KSU President Beverly Warren was scheduled to speak about her plans for internationalizing the university, but was not able to attend because of the untimely passing of KSU Board of Trustees member Richard Marsh. On very short notice, director of International Relations at the Pontifical Catholic University of Parana (PUCPR) in Brazil, Dr. Marcelo Mira, stepped in. Dr. Mira was visiting Kent State as part of a delegation finalizing a strategic partnership with Kent State and offered to provide an inside look at his university and its strategic plan to advance internationalization at the institution. PUCPR is known worldwide for its work with diseases and public health.

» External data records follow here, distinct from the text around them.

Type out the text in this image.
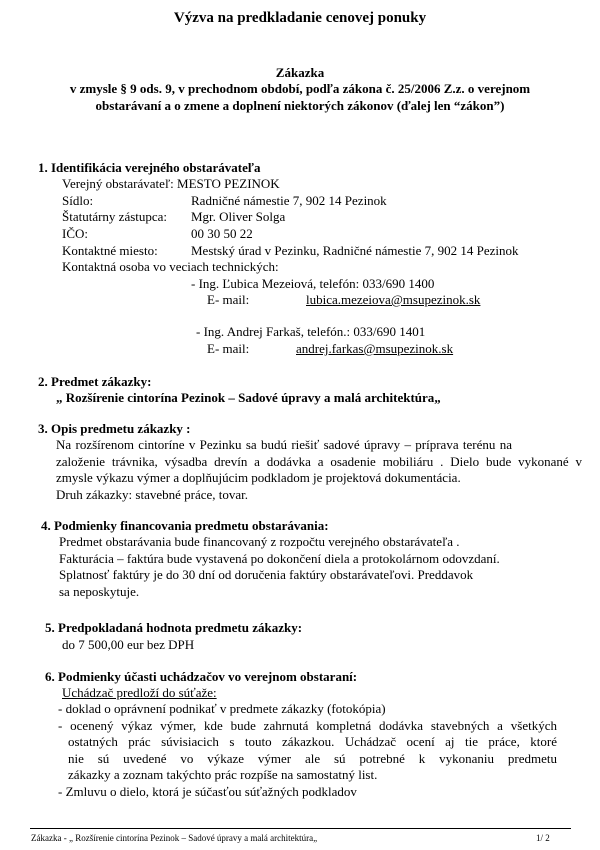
Výzva na predkladanie cenovej ponuky
Zákazka
v zmysle § 9 ods. 9, v prechodnom období, podľa zákona č. 25/2006 Z.z. o verejnom
obstarávaní a o zmene a doplnení niektorých zákonov (ďalej len “zákon”)
1. Identifikácia verejného obstarávateľa
Verejný obstarávateľ: MESTO PEZINOK
Sídlo:	Radničné námestie 7, 902 14 Pezinok
Štatutárny zástupca: Mgr. Oliver Solga
IČO:	00 30 50 22
Kontaktné miesto:	Mestský úrad v Pezinku, Radničné námestie 7, 902 14 Pezinok
Kontaktná osoba vo veciach technických:
- Ing. Ľubica Mezeiová, telefón: 033/690 1400
E- mail:	lubica.mezeiova@msupezinok.sk
- Ing. Andrej Farkaš, telefón.: 033/690 1401
E- mail:	andrej.farkas@msupezinok.sk
2. Predmet zákazky:
„ Rozšírenie cintorína Pezinok – Sadové úpravy a malá architektúra„
3. Opis predmetu zákazky :
Na rozšírenom cintoríne v Pezinku sa budú riešiť sadové úpravy – príprava terénu na
založenie trávnika, výsadba drevín a dodávka a osadenie mobiliáru . Dielo bude vykonané v
zmysle výkazu výmer a doplňujúcim podkladom je projektová dokumentácia.
Druh zákazky: stavebné práce, tovar.
4. Podmienky financovania predmetu obstarávania:
Predmet obstarávania bude financovaný z rozpočtu verejného obstarávateľa .
Fakturácia – faktúra bude vystavená po dokončení diela a protokolárnom odovzdaní.
Splatnosť faktúry je do 30 dní od doručenia faktúry obstarávateľovi. Preddavok
sa neposkytuje.
5. Predpokladaná hodnota predmetu zákazky:
do 7 500,00 eur bez DPH
6. Podmienky účasti uchádzačov vo verejnom obstaraní:
Uchádzač predloží do súťaže:
- doklad o oprávnení podnikať v predmete zákazky (fotokópia)
- ocenený výkaz výmer, kde bude zahrnutá kompletná dodávka stavebných a všetkých
ostatných prác súvisiacich s touto zákazkou. Uchádzač ocení aj tie práce, ktoré
nie sú uvedené vo výkaze výmer ale sú potrebné k vykonaniu predmetu
zákazky a zoznam takýchto prác rozpíše na samostatný list.
- Zmluvu o dielo, ktorá je súčasťou súťažných podkladov
Zákazka - „ Rozšírenie cintorína Pezinok – Sadové úpravy a malá architektúra„	1/ 2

Two concurrent break-out sessions followed lunch. One was hosted by Dr. Jim Blank, dean of College of the Arts and Sciences, and the other by Dr. Martha Merrill, associate professor in the School of Foundations, Leadership and Administration. Dr. Blank discussed how the College of Arts and Sciences has been adapting to the influx of international students and how it will continue to strive to meet the needs of international students. Dr. Merrill informed attendees about the methods professors can take to effectively teach international students.
The remainder of the afternoon consisted of two speakers. The first was Lauren McGarity, director of special projects from the Ohio Board of Regents, who spoke about Ohio’s G.R.E.A.T. Initiative, which is about encouraging higher education institutions in Ohio to become more global. The second was Jaffer Al-Mabuk, a Saudi Arabian high school teacher and experienced lecturer on academic affairs, who traveled here to inform guests about why Saudi and Middle Eastern students choose to study in the United States. He also explained some startling facts about Middle Eastern students in the U.S. and why they are prospering.
In addition to speakers, several special international-themed activities and interludes were also planned throughout the day. During the scheduled intercessions, Tiago Delgado and the Stopper String Quartet and the Tierradentro String Quartet provided musical interludes. All of the performers are international students who attend the Kent State School of Music. In addition to the short musical performances, international students Majan Ghourchian of Iran and Asim Al Ma'mari of Oman, along with faculty member Dr. Ashutosh Rastogi from India shared poems in their native language with the audience. The poetry readings were presented with cooperation of Kent State’s Wick Poetry Center.
Symposium attendees were also given the opportunity to meet representatives from several of Kent State’s international student organizations to discuss topics of interest. Attendees found the opportunity both rewarding and enlightening as they were able to talk directly with international students to learn why they chose to attend Kent and what they love about their experience.
“Overall, we were extremely proud of this event and the discussions initiated by each of the speakers,” explained Congin afterwards. “It makes us realize that Kent State is doing a lot for international students, but that more can still be done.”
Achieving an international perspective through the various presentations was also essential to the success of the Internationalization Symposium. According to Marcello Fantoni, “Internationalization is irreversible so we need to do it right. It’s not an option, it’s a necessity.”